Trotzdem: Für Sozialisten und Kommunisten wird ihr Verhalten in der Action-Directe-Frage auf Dauer ein Glaubwürdigkeitstest sein. Doch genau darauf legt es Chirac an. Nachdem der Hungerstreik in der veröffentlichten Meinung Frankreichs wochenlang keine Rolle spielte, protestiert nun auch die Mitterrand-nahe französische Menschenrechtsliga gegen die Isolationshaft. Das in Menschenrechtsfragen sensible sozialistische Wählerpotential droht sich an diesem Punkt zu spalten. Die Folgen für den sozialistischen Präsidentschaftskandidaten sind nicht absehbar: Falls zu viele Wähler im ersten Wahlgang zu den Linksaußen-Kandidaten abwandern, könnte die sozialistische Wahlkampfdynamik entscheidend geschwächt werden.

Was die traditionelle französische Sensibilität in Menschenrechtsfragen anbelangt, mußte man sich bisher allerdings eher wundern, wie lange es dauerte, bis endllich einige Wächter der republikanischen Moral ihre Verantwortung auch für „Terroristen“ erkannten. Wer dann schließlich dennoch zur Feder griff und den Appell der Menschenrechtsliga an den Justizminister unterschrieb, hatte auch für viele französische Ohren keinen Namen, vielleicht abgesehen von Jean-Luc Godard und Henry Lefebvre.

Den Nichtunterzeichnern sei belassen: Konkreten Nutzen haben diese Appelle nicht. Selbst die Mediziner können reden, was sie wollen. Immerhin war es sogar die von Gerichts wegen eingesetzte Ärztin Odile Diamant-Berger, die behauptete, daß sich die Hungerstreikenden „der roten Zone nähern würden“, mit anderen Worten: sie bald nicht mehr genesungsfähig seien. Zumindest blieb es daraufhin schwer verständlich, wie man Rouillan und Menigon weiterhin für erscheinungsfähig vor Gericht erklären konnte.
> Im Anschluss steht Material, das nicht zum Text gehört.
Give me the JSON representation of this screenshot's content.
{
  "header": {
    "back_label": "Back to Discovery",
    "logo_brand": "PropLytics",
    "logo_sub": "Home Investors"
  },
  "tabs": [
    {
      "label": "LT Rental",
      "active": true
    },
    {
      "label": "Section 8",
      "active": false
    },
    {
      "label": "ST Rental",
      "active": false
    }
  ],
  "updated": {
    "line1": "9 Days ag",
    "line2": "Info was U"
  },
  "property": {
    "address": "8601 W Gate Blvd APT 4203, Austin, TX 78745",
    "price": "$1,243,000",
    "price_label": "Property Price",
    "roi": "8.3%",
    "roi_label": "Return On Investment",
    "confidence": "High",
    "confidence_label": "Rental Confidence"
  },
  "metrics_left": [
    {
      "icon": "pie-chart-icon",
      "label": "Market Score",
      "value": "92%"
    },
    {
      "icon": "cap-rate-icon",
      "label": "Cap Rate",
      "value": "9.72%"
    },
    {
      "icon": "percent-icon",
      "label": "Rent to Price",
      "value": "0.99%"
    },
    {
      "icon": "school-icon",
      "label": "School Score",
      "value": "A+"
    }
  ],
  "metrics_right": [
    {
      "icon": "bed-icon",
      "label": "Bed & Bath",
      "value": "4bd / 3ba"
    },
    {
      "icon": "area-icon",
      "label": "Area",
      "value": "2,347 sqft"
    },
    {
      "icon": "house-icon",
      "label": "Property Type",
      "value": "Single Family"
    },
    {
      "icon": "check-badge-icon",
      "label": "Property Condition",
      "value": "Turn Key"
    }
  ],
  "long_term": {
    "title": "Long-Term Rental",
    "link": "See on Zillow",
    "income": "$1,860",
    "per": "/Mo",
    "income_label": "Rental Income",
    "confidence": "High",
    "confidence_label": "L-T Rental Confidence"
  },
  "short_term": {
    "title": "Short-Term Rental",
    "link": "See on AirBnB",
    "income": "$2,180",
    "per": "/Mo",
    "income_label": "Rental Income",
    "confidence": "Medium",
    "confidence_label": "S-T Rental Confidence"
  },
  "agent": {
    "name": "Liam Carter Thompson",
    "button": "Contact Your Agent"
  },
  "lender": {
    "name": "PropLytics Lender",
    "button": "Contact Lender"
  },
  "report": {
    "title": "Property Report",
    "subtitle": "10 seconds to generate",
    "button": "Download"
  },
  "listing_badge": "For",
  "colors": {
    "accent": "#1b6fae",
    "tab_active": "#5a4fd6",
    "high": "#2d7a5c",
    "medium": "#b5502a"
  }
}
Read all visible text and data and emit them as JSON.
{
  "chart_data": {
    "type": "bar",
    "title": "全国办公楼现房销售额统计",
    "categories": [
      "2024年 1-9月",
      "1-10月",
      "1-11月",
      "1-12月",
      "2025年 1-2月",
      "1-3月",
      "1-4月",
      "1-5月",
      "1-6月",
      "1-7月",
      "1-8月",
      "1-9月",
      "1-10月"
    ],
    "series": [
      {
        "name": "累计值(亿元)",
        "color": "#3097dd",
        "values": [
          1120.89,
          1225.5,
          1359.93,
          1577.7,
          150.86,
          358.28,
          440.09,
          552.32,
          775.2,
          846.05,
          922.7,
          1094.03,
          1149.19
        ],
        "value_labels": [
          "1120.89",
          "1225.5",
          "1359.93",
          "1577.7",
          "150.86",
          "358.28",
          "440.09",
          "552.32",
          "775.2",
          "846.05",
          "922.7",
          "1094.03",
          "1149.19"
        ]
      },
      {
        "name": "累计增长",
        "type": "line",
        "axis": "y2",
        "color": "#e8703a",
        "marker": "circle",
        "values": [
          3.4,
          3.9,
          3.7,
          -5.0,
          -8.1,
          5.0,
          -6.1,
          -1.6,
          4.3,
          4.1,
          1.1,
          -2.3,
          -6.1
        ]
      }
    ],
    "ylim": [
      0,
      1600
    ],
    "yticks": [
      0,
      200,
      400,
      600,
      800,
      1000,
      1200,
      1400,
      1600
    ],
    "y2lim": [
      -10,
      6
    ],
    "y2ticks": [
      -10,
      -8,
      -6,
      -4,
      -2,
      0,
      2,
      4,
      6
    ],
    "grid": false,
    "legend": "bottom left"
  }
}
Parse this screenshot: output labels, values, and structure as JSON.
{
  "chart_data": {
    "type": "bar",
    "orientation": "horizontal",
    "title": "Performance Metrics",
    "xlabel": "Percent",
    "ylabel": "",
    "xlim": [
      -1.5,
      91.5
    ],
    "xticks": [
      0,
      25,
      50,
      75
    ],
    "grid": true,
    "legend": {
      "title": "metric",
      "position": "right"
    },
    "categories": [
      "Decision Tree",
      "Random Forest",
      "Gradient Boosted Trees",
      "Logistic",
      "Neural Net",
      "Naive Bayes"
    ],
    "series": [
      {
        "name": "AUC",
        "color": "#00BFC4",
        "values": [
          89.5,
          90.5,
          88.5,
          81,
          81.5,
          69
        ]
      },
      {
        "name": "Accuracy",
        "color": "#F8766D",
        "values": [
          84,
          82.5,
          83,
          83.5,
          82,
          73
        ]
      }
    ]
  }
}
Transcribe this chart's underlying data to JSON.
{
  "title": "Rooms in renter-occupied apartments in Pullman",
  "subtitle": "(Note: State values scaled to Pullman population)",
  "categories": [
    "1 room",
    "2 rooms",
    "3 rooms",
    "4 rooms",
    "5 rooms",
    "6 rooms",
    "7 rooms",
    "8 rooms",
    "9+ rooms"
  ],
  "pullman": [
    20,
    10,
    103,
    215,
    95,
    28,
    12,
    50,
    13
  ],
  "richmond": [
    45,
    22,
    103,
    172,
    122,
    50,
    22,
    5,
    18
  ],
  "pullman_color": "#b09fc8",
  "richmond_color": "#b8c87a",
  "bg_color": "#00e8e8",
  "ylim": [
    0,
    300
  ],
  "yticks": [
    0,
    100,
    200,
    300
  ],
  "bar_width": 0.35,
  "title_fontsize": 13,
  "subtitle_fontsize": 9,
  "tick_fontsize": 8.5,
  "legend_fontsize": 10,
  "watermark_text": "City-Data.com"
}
Überhaupt fällt auf, wie im Spiel zwischen Chirac und Rouillan, je länger der Kampf währt, der Schiedsrichter immer mehr in den Hintergrund gerät. Der Schiedsrichter ist hier selbstverständlich das Gericht. Doch auf das eigens für „Terroristen“-Prozesse einberufene Sonderschwurgericht blickt niemand mehr. Es kann Urteile fällen, wie es will, Höchststrafen setzen oder Freisprüche verteilen, wie es erst vergangene Woche geschah. Eigentlich hätte nach diesen Freisprüchen eine rechte Propagandaschlacht beginnen müssen. Indes klagte niemand. Man hatte richtig bemerkt: Zwischen Chirac und Rouillan gibt es keinen Platz mehr für die Justiz, geschweige denn für Gerechtigkeit. Der eine hat alle Rechte in der Hand, der andere hat sie alle verspielt. Absurd: Das Spiel hat trotzdem erst begonnen.